Students understand students
Although student staff may have a full schedule, they are still approachable, particularly with talking about academics and life.
"Because I'm experiencing the same things residents are experiencing right now, I'm very relevant and up-to-the-minute," said Teri Cadeau, a senior from Gilbert, Minn., and an academic resource coordinator in Curran-McNeill-Ostrander majoring in media communication. "It makes me empathetic and makes me figure out a good way to help them or a good source to point them to."
Ryan Guthrie, a sophomore from Esko, Minn., and a resident assistant in Curran-McNeill, agrees.
"I think it's nice to be able to be a student and show residents that, yeah, I'm an authority figure, but I still go through the same struggles, still go to classes," he said.
Student staff makes sense
To Fitch, having a student staff only makes sense.
"Residence halls are for students, so why not have them run by students? It's truly a student-centered operation," Fitch said. "Students know best what they want their experience to look like."
Williams agreed. "By making them student-run, it gives opportunities to equip students with skills," she said. "It works, so why not? Students - people who live in the halls - who knows better?"
In addition to creating a more responsive environment for residents, putting students in leadership positions allows them to cultivate their own development.

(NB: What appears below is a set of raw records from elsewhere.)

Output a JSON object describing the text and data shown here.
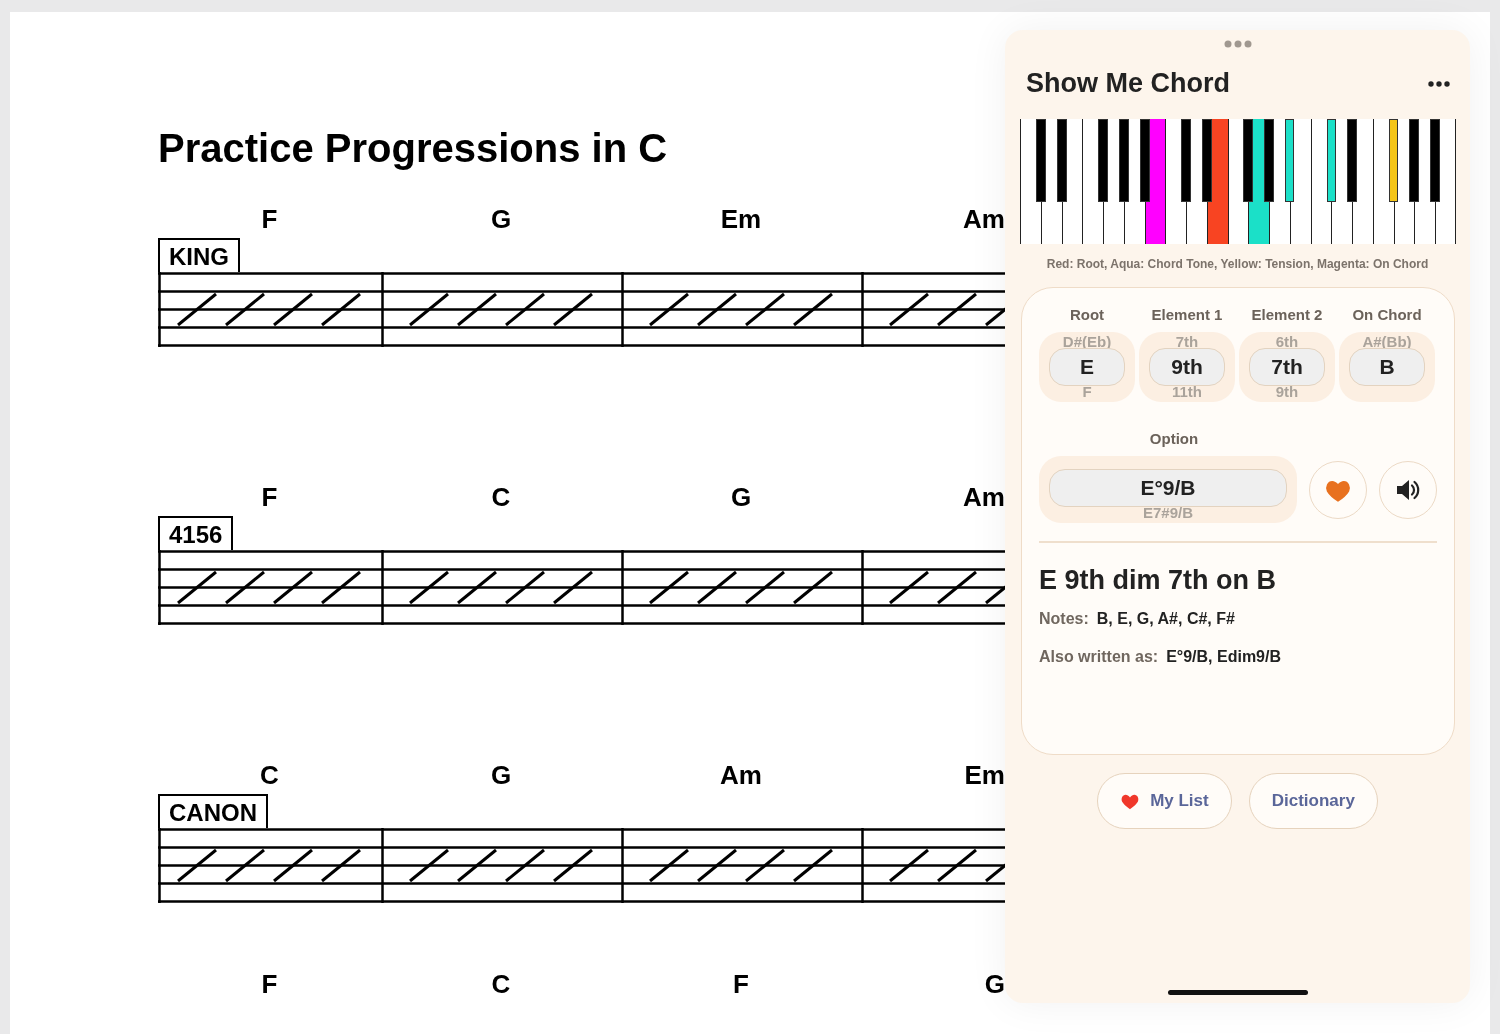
{
  "sheet": {
    "title": "Practice Progressions in C",
    "systems": [
      {
        "label": "KING",
        "staff": true,
        "chords": [
          "F",
          "G",
          "Em",
          "Am"
        ]
      },
      {
        "label": "4156",
        "staff": true,
        "chords": [
          "F",
          "C",
          "G",
          "Am"
        ]
      },
      {
        "label": "CANON",
        "staff": true,
        "chords": [
          "C",
          "G",
          "Am",
          "Em"
        ]
      },
      {
        "staff": false,
        "chords": [
          "F",
          "C",
          "F",
          "G"
        ]
      }
    ]
  },
  "panel": {
    "title": "Show Me Chord",
    "keyboard": {
      "keys": [
        {
          "kind": "white"
        },
        {
          "kind": "black"
        },
        {
          "kind": "white"
        },
        {
          "kind": "black"
        },
        {
          "kind": "white"
        },
        {
          "kind": "white"
        },
        {
          "kind": "black"
        },
        {
          "kind": "white"
        },
        {
          "kind": "black"
        },
        {
          "kind": "white"
        },
        {
          "kind": "black"
        },
        {
          "kind": "white",
          "color": "#ff00ff"
        },
        {
          "kind": "white"
        },
        {
          "kind": "black"
        },
        {
          "kind": "white"
        },
        {
          "kind": "black"
        },
        {
          "kind": "white",
          "color": "#f84422"
        },
        {
          "kind": "white"
        },
        {
          "kind": "black"
        },
        {
          "kind": "white",
          "color": "#1be0c8"
        },
        {
          "kind": "black"
        },
        {
          "kind": "white"
        },
        {
          "kind": "black",
          "color": "#1be0c8"
        },
        {
          "kind": "white"
        },
        {
          "kind": "white"
        },
        {
          "kind": "black",
          "color": "#1be0c8"
        },
        {
          "kind": "white"
        },
        {
          "kind": "black"
        },
        {
          "kind": "white"
        },
        {
          "kind": "white"
        },
        {
          "kind": "black",
          "color": "#f5c518"
        },
        {
          "kind": "white"
        },
        {
          "kind": "black"
        },
        {
          "kind": "white"
        },
        {
          "kind": "black"
        },
        {
          "kind": "white"
        }
      ],
      "legend": "Red: Root, Aqua: Chord Tone, Yellow: Tension, Magenta: On Chord"
    },
    "pickers": [
      {
        "heading": "Root",
        "above": "D#(Eb)",
        "value": "E",
        "below": "F"
      },
      {
        "heading": "Element 1",
        "above": "7th",
        "value": "9th",
        "below": "11th"
      },
      {
        "heading": "Element 2",
        "above": "6th",
        "value": "7th",
        "below": "9th"
      },
      {
        "heading": "On Chord",
        "above": "A#(Bb)",
        "value": "B"
      }
    ],
    "option": {
      "heading": "Option",
      "value": "E°9/B",
      "below": "E7#9/B",
      "favorite": true
    },
    "result": {
      "title": "E 9th dim 7th on B",
      "notes_label": "Notes:",
      "notes": "B, E, G, A#, C#, F#",
      "also_label": "Also written as:",
      "also": "E°9/B, Edim9/B"
    },
    "buttons": [
      {
        "kind": "favorites",
        "label": "My List"
      },
      {
        "kind": "plain",
        "label": "Dictionary"
      }
    ]
  }
}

"Our bosses emphasize personal development into professionals and leaders," Wistrom said. "Every semester, I'm a whole different, better, stronger leader, and that's because of this job."
'Opportunity for leadership'
"It's a great opportunity for leadership," Gutting said. "Not a lot of people get this opportunity."

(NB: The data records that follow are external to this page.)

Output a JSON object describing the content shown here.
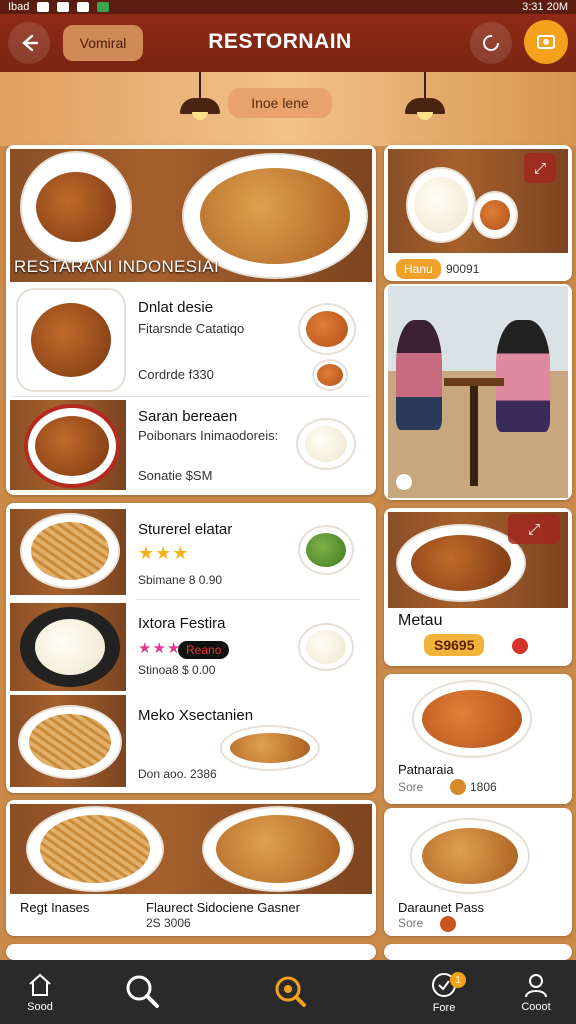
{
  "status_bar": {
    "carrier": "Ibad",
    "time": "3:31 20M"
  },
  "app_bar": {
    "location_chip": "Vomiral",
    "title": "RESTORNAIN"
  },
  "hero": {
    "chip": "Inoe lene"
  },
  "featured": {
    "title": "RESTARANI INDONESIAI",
    "items": [
      {
        "name": "Dnlat desie",
        "subtitle": "Fitarsnde Catatiqo",
        "price": "Cordrde f330"
      },
      {
        "name": "Saran bereaen",
        "subtitle": "Poibonars Inimaodoreis:",
        "price": "Sonatie $SM"
      }
    ]
  },
  "list": {
    "items": [
      {
        "name": "Sturerel elatar",
        "rating": "★★★",
        "price": "Sbimane 8 0.90"
      },
      {
        "name": "Ixtora Festira",
        "rating": "★★★",
        "badge": "Reano",
        "price": "Stinoa8 $ 0.00"
      },
      {
        "name": "Meko Xsectanien",
        "price": "Don aoo. 2386"
      }
    ]
  },
  "bottom_row": {
    "left_label": "Regt Inases",
    "right_label": "Flaurect Sidociene Gasner",
    "price": "2S 3006"
  },
  "right_column": {
    "card1": {
      "badge": "Hanu",
      "price": "90091"
    },
    "card3": {
      "name": "Metau",
      "badge": "S9695"
    },
    "card4": {
      "name": "Patnaraia",
      "sub": "Sore",
      "price": "1806"
    },
    "card5": {
      "name": "Daraunet Pass",
      "sub": "Sore"
    }
  },
  "bottom_nav": [
    {
      "label": "Sood",
      "icon": "home-icon"
    },
    {
      "label": "",
      "icon": "search-icon"
    },
    {
      "label": "",
      "icon": "discover-icon"
    },
    {
      "label": "Fore",
      "icon": "orders-icon",
      "badge": "1"
    },
    {
      "label": "Cooot",
      "icon": "profile-icon"
    }
  ],
  "colors": {
    "appbar": "#7a2412",
    "accent": "#f4a21c",
    "navbar": "#2a2a2a"
  }
}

Williams and Chung agree that their positions as assistant hall managers of Ross Hall and Curran-McNeill-Ostrander Hall, respectively, have affected their future in a tangible way.
"It teaches me things like budgeting and administration," Williams said. "It teaches me to be a leader and time management skills - very practical skills and work experience that are going to help me in whatever position in a job."
Chung's experiences with Residence Life helped her realize that she wanted to change her career path.
"It really, really changed my career," she said. "Before, I wanted to be in marketing and customer service. I want to meet people. Because of being a lead student for First Year Experience and because of Residence Life, I want to go into Student Affairs and am applying for grad school."